夜尿症
夜尿症

夜尿症とは睡眠中に無意識に排尿してしまう症状であり、5歳を過ぎても週に2-3回の頻度で3か月以上続く場合を夜尿症と定義しています。原因は下記の通り様々なものがあります。
治療としてはまず生活指導と行動療法、内服治療があげられます。日常生活では昼間は規則正しくトイレに行くことを心掛け、就寝までの2-3時間は水分摂取を控えるようにし、就寝前にトイレに行く習慣をつけることも予防につながります。
小児の場合は小学生になっても「おねしょ」が続く場合が受診のタイミングとなります。本人の尊厳にも影響し、また楽しく過ごすイベントであるはずの、お泊まり行事等を含めた学校生活に不安を抱えたまま参加することになりますので、早めに受診することをおすすめします。

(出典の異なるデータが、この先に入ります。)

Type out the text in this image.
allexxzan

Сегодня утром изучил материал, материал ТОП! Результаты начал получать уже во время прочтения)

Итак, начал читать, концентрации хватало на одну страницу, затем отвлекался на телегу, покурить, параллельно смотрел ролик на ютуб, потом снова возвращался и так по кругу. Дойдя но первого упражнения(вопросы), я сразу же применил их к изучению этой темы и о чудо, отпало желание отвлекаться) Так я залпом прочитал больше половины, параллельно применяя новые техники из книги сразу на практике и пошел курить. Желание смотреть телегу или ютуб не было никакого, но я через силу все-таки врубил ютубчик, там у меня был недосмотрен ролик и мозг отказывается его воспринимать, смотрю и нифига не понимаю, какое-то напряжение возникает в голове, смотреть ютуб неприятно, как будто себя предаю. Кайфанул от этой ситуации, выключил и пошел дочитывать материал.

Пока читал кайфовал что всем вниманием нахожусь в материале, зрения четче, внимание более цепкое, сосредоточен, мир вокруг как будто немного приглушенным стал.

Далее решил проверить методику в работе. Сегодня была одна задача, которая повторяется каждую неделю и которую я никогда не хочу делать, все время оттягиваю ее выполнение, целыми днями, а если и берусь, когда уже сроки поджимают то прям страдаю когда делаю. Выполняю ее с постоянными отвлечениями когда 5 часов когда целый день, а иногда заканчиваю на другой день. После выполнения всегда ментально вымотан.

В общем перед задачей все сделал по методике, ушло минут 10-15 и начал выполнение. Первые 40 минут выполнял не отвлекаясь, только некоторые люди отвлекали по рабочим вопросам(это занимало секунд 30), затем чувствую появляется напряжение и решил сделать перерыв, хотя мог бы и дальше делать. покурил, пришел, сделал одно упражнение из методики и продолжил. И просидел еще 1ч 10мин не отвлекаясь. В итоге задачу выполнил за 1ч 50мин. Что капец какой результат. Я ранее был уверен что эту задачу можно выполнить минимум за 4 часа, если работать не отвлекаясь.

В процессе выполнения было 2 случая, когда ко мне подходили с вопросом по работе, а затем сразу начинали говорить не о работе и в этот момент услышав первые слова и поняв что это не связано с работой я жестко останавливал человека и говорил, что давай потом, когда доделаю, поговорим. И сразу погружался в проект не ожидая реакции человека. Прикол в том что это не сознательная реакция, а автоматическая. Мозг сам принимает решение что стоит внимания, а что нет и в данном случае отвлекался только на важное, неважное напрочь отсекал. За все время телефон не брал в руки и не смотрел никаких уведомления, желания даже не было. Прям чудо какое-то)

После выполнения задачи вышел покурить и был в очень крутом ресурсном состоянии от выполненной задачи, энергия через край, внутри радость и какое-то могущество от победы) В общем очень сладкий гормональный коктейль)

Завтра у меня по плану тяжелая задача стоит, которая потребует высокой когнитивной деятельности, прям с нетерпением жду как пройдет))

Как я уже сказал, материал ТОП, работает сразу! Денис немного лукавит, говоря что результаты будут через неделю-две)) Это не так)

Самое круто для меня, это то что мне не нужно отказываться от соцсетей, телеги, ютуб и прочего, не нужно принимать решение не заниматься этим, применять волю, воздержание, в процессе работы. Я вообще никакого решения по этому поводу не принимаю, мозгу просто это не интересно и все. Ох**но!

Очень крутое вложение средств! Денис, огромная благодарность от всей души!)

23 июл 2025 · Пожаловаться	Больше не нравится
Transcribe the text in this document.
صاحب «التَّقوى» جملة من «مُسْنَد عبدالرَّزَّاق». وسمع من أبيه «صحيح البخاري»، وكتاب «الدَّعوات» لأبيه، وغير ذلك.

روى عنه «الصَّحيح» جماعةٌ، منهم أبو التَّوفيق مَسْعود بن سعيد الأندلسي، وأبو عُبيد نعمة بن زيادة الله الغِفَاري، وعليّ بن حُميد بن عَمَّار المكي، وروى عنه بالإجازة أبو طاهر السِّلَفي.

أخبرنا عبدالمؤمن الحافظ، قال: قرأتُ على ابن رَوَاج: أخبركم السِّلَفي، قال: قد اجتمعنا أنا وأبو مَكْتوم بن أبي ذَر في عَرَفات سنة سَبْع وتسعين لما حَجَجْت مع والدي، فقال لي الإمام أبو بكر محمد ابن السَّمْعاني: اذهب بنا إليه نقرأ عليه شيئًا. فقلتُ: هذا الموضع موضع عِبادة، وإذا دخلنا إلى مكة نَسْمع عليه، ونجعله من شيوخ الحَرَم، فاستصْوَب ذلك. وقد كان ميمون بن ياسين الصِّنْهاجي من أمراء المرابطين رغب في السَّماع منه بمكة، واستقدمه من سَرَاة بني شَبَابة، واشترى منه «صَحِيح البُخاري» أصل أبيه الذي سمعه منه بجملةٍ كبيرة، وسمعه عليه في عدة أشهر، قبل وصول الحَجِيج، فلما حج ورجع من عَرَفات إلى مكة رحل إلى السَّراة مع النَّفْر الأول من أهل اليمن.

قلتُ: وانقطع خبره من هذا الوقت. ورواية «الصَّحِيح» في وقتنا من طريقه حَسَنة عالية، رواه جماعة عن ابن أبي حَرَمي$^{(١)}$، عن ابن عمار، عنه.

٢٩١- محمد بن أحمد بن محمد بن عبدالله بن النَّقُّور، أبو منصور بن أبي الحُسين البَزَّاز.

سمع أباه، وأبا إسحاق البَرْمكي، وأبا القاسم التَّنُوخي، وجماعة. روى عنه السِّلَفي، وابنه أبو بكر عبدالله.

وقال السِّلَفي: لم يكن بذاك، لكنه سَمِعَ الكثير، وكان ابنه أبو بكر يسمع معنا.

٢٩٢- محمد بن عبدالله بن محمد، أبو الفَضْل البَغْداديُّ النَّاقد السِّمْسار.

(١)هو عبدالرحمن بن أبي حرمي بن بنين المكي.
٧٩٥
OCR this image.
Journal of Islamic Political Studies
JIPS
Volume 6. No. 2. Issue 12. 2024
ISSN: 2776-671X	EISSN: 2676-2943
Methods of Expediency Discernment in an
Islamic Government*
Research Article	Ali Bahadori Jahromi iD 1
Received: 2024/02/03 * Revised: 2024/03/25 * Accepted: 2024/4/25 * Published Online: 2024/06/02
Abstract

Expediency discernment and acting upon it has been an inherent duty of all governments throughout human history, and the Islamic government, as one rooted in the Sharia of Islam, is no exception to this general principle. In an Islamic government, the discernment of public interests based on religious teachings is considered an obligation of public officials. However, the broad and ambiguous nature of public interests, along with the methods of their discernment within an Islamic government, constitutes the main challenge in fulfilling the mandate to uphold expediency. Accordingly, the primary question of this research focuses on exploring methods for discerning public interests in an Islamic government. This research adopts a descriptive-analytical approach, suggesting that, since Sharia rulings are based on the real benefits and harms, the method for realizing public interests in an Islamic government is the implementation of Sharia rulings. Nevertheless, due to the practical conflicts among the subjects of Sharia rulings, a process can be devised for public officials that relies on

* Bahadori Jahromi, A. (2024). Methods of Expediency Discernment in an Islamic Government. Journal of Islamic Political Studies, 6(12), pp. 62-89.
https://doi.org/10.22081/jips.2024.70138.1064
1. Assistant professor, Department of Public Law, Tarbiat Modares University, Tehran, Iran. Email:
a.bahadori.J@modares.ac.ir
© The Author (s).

夜尿症は、夜間の尿失禁の頻度や飲水量などの生活習慣から診断されます。夜尿症はまずは生活指導を行い、改善が見られない場合にはアラーム療法、薬物療法を検討します。
生活指導
夜尿症の治療には、生活改善を行うことが必要です。具体的には、夕方以降は水分の摂取を控えめにする、就寝前に排尿を済ませるなどがあります。習慣的な便秘がある場合、便に押されて膀胱の容量が小さくなることもあるため、便秘のコントロールも行います。
アラーム療法
下着やオムツに尿漏れを感知するセンサーを装着し、尿失禁が生じる前にアラームが鳴って排尿行動を促す治療法です。訓練を繰り返すことで自然に夜尿がなくなっていくケースも多いことが分かっています。
薬物療法
生活指導を行っても症状が改善しない場合は、薬物療法が行われます。尿の産生を抑える抗利尿ホルモン剤(ミニリンメルト)を使用します。口腔内崩壊錠という口の中で溶かすことが大事な薬であるため、本人の協力が必要となる内服薬となります。
薬物療法とアラーム療法のどちらがよいかはよく外来で聞かれます。各々のメリットデメリットがあるため、それを踏まえてご家族でご相談ください。薬物療法は尿の産生を少なくするため、尿を少なくしている間に体が成長するのを待つ、というような経過をたどります。先述した通り内服にはお子さんの協力が必要であるほか、速やかに効果が出る反面、再発率も高いとされています。
また、内服で夜尿がコントロールできている場合、内服をやめるタイミングがわかりづらいという点も注意が必要です。また、尿の産生をしない状態で水分を多量にとった場合は体内に水分を閉じ込めてしまうため、水分をとると血液に水がたまってしまう「水中毒」という状態になってしまいます。この場合脳浮腫などといった重篤な副作用になりうるので注意が必要です。
アラーム療法は尿意と夜間の覚醒を結びつけるという治療です。効果が出るには時間がかかりますが再発率は低いとされています。また、アラームが鳴ったからと夜間にお子さんをトイレに連れていく必要は必ずしもないのですが、就寝中のアラームの管理を考慮するとご家族の協力が不可欠なものとなります。どちらの治療法がよいかのご相談も外来で受け付けます。
夜尿症は、深い睡眠や膀胱の未熟さなどによって引き起こされるものです。生活指導や治療を積極的に行うことで、何もしない場合に比べると症状改善が早まるといわれています。そのため、夜尿症が疑われたときは放置せずに、できるだけ早く相談することが大切です。